Выбрать главу

— Да, это наше. Это все мы. Дюма — это уже направление, господа.

И правда, он, как и отец, писал произведения острой сюжетности, сплошь из движений, на материалах уличных хроник, но с пафосом старого сказочника. Вечернее приключение любой горничной превращалось у него в отрывок из «Шехерезады», он придавал ему смысл ловкого вымысла, вырывая ткань рассказа из жизненной обстановки и делая все чувства возможными, все поступки легко доступными. Ничего не существовало в природе — ни железных законов эксплоатации, ни бедности, ни пороков, ни невежества, одно лишь мужество желаний. Чувства его героев не знали противоречий. Внутренняя борьба была им неизвестна, и единственное, что их опрокидывало, это недостаток мужества или нахальства.

Но человеку с таким именем потомственного писателя, как Дюма, нельзя было отказать ни в уме, ни в таланте, хотя многое из того, что написали оба Дюма, было низкой халтурой. Он сам это знал и даже иногда говорил вслух о халтуре, но с таким достоинством и иронией, что никто б не задал вопроса, зачем он делает это. Такой человек, как Дюма, имел право все делать. Он даже рискнул жениться на старой московской «львице» с такими дикими манерами, что им никто не находил достойного определения. Он все мог.

Но в лавке Тибо его не любили за глупость и еще за то, что он отчаянно покупал редкие книги, ничего в них не понимая. Он закупал их сразу сотнями, исчерчивал поля карандашом, вырезал страницы, вклеивал их в свои рукописи, почти не исправляя, — и слухи о его проделках и судебных процессах никогда не переводились среди букинистов.

Но вот вваливалась в лавку какая-нибудь половина Эркмана-Шатриана. Даже в самом Париже многие считали Эркмана-Шатриана за одно лицо и не предполагали, что автор «Истории одного крестьянина» — это двое тихих и работящих эльзасцев, полуфранцузов или полунемцев, из которых Эркман до сих пор был известен как публицист, а Шатриан даже прописан был у консьержа как сельский учитель.

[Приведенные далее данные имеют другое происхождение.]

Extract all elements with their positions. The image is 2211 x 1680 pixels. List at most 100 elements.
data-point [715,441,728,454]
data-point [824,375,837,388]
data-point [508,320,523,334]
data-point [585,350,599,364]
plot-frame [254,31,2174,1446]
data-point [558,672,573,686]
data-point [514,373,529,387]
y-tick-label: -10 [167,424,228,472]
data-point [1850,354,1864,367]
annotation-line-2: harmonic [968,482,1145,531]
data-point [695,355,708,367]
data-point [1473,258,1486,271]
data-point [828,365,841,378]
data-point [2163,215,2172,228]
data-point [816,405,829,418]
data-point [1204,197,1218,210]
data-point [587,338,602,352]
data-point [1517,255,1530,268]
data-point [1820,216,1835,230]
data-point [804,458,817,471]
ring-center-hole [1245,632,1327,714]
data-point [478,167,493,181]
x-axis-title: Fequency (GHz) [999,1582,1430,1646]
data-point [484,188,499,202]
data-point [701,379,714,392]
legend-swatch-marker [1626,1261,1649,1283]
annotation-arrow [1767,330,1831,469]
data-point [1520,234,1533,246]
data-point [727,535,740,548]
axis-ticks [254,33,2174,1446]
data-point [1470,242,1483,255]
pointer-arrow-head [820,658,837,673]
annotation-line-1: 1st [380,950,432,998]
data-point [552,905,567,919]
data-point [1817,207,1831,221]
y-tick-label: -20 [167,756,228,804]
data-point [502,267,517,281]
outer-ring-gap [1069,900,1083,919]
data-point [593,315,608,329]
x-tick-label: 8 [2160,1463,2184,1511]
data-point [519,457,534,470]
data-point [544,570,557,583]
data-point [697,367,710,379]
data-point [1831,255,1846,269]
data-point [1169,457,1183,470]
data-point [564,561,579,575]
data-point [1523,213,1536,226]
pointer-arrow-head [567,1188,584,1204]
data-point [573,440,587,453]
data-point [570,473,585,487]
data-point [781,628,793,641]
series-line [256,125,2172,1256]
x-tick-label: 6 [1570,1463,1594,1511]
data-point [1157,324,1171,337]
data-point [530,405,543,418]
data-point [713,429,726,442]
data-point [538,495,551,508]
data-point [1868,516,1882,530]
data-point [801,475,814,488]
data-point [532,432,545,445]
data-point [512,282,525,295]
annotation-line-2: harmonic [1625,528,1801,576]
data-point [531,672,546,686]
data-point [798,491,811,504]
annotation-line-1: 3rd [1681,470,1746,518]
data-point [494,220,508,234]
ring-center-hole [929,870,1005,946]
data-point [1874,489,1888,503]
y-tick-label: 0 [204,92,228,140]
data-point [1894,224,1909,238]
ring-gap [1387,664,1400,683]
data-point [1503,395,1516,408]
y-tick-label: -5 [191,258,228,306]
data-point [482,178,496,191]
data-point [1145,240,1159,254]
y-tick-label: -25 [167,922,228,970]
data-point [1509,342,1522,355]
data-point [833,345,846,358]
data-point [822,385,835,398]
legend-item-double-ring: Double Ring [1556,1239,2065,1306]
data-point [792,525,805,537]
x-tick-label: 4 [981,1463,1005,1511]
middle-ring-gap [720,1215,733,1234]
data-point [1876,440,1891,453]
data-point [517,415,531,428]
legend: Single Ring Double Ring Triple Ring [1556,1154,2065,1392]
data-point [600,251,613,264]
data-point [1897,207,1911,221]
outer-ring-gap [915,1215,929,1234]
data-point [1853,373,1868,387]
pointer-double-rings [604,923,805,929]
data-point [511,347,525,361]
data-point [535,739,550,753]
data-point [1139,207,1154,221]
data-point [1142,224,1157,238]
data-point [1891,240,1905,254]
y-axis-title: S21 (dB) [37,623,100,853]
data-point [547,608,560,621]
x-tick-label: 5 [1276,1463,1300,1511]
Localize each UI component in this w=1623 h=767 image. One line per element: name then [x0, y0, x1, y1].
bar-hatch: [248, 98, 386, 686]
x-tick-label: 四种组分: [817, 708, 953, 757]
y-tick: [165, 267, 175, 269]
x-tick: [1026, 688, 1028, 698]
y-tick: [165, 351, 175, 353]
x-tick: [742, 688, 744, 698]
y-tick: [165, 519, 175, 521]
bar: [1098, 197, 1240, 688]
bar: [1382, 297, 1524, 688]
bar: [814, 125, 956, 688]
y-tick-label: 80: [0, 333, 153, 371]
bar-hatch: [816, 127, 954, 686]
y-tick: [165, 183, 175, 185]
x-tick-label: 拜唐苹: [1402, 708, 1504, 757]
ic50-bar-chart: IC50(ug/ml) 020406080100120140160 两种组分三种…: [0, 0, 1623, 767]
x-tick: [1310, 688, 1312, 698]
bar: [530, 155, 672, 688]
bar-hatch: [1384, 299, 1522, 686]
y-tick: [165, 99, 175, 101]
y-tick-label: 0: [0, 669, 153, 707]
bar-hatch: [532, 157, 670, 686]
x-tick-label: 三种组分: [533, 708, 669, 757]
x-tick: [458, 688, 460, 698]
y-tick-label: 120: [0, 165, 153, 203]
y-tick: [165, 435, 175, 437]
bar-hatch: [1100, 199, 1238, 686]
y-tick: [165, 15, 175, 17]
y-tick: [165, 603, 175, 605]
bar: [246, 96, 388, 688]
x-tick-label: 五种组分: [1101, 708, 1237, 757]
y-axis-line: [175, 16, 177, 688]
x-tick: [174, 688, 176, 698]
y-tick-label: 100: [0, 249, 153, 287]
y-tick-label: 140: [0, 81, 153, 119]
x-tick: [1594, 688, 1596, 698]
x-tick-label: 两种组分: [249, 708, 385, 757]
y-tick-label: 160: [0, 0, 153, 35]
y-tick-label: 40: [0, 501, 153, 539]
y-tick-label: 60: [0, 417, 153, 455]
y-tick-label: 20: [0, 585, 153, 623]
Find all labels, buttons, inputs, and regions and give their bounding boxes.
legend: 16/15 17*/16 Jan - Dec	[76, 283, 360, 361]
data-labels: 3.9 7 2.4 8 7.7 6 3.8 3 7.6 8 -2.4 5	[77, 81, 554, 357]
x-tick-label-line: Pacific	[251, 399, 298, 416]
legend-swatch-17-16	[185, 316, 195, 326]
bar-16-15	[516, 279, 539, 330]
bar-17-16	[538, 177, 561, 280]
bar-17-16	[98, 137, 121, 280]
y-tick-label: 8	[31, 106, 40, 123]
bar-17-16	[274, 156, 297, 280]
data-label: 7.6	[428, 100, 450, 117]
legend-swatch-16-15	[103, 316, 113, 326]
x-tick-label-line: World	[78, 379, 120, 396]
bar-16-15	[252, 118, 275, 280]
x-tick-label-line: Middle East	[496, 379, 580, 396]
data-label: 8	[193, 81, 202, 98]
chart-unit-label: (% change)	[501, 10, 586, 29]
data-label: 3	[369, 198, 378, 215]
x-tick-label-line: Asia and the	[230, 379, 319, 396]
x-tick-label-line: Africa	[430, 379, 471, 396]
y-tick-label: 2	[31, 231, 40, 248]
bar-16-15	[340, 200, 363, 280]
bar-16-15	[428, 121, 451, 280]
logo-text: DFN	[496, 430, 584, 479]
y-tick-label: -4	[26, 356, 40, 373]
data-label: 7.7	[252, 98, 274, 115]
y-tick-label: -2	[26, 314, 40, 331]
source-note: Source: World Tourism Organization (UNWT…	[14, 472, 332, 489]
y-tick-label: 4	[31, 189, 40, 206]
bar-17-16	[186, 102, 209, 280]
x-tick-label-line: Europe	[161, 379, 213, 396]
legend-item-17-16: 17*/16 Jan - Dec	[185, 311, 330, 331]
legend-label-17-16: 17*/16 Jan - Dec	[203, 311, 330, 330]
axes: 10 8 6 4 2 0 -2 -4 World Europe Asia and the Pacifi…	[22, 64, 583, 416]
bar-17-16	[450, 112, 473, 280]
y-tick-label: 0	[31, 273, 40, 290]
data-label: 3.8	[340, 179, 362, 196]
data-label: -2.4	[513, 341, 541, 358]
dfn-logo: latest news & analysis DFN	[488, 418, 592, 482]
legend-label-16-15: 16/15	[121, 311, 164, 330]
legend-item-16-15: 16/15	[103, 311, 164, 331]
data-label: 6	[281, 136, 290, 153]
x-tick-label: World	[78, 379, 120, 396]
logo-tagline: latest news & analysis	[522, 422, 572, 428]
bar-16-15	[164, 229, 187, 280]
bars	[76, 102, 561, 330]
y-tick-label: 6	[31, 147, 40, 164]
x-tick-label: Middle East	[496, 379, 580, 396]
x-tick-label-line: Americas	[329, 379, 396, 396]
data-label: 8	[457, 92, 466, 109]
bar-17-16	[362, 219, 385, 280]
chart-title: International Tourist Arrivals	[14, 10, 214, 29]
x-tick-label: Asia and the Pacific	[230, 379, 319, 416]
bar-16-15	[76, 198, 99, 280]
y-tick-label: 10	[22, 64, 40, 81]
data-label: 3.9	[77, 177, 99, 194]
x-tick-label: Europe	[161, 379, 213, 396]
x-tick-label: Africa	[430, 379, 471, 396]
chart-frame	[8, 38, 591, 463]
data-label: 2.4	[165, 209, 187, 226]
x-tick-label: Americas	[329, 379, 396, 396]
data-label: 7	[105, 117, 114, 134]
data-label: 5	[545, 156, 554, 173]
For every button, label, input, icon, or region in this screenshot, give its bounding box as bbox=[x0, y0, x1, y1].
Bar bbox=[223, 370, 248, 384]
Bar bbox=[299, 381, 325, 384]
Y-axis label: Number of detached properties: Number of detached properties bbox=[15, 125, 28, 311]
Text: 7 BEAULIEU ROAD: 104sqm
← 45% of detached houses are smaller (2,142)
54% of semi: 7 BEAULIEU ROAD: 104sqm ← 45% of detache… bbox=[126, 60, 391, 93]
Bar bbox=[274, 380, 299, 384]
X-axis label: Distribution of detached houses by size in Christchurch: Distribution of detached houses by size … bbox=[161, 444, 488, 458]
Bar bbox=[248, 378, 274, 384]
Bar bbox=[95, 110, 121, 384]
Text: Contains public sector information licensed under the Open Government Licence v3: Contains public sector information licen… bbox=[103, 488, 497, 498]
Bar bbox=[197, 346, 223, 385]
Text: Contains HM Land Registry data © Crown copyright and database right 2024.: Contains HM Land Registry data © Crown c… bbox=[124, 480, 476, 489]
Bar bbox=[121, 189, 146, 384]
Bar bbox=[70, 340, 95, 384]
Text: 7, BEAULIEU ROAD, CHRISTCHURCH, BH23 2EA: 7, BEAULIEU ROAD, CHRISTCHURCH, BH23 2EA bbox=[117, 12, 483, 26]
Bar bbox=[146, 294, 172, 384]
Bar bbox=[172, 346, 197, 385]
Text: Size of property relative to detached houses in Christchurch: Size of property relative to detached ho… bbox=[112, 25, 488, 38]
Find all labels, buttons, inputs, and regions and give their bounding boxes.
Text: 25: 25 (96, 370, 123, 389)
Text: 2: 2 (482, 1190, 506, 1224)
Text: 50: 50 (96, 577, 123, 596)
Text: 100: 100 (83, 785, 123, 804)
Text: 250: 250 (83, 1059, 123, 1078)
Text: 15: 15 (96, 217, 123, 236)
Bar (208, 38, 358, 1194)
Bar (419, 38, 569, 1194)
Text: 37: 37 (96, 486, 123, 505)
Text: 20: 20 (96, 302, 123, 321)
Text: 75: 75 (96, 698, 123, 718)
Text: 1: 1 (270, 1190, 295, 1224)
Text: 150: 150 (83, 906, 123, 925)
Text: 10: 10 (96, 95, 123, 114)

Они редко появлялись вместе, и чаще всего вылезал в свет Шатриан. Дюма издавна считал его и Эркмана своими опаснейшими конкурентами. Эльзасцы действительно выпускали роман за романом, в темпах, свойственных только покойнику Дюма-старшему; они изготовляли решительно все — стихи и рассказы, повести и пьесы, но с такой добротностью, которая ничем иным не могла быть названа, как только идейностью. «Историю одного крестьянина» подозрительно вычитывал вечно недовольный Золя; в ней как раз было то, что он сам собирался делать в отношении жизни города — хроника ветвистого мужичьего рода, проникшего своими щупальцами в армию, мелкую промышленность и церковный мир в годы Великой революции. После «Марсельских тайн», романа, написанного под влиянием Дюма, Золя искал новые методы обработки человеческого материала, намеки на новое он раздраженно находил в «Истории одного крестьянина».

И вот, лишь только половина автора «Истории одного крестьянина» пропихивалась в дверь лавки, Дюма разражался шумной театральной фразой:

— А-а, Шатриан, вы очень кстати! Да, именно вы, мой друг. Скажите на милость (вы-то ведь должны же знать, вы, так сказать, близки к теперешним сферам), — каким баснословным совокуплением павлина и утки, из каких половых противоречий, из какого жирного выпотения могла народиться эта вещь…

Его фраза покрывала шум в лавке и звучала в нем, как в оркестровом аккомпанементе.

…которую зовут господином Густавом Курбэ? Под каким колоколом, с помощью какого навоза, из какой смеси вина, пива, едкой слизи и раздутых волдырей могла вырасти эта звонкая и мохнатая тыква, это эстетическое брюхо, это воплощение бессмысленного и бессильного я? Ну-те, скажите мне.

— Честное слово, мосье Дюма… Мы добрые патриоты и с этим Курбэ… м-м-м-м-м… как бы вам сказать… мы просто с ним не знакомы, мосье Дюма. Мы абсолютно далеки от того, что происходит…

— Мне казалось всегда наоборот. Так вы ничего не знаете?

Широкая барская грудь Дюма, на которую плавно спускалась белая шея с пухлой и сытой головой, всхрипывала, как мех.

И он, продолжая театрально посапывать и разводить руками, оживленно рассказал об отвратительной, кошмарной, дикарской выходке этого Курбэ, о которой с чувством стыда и бешенства говорит весь Париж (впрочем, он сам о ней услышал только что).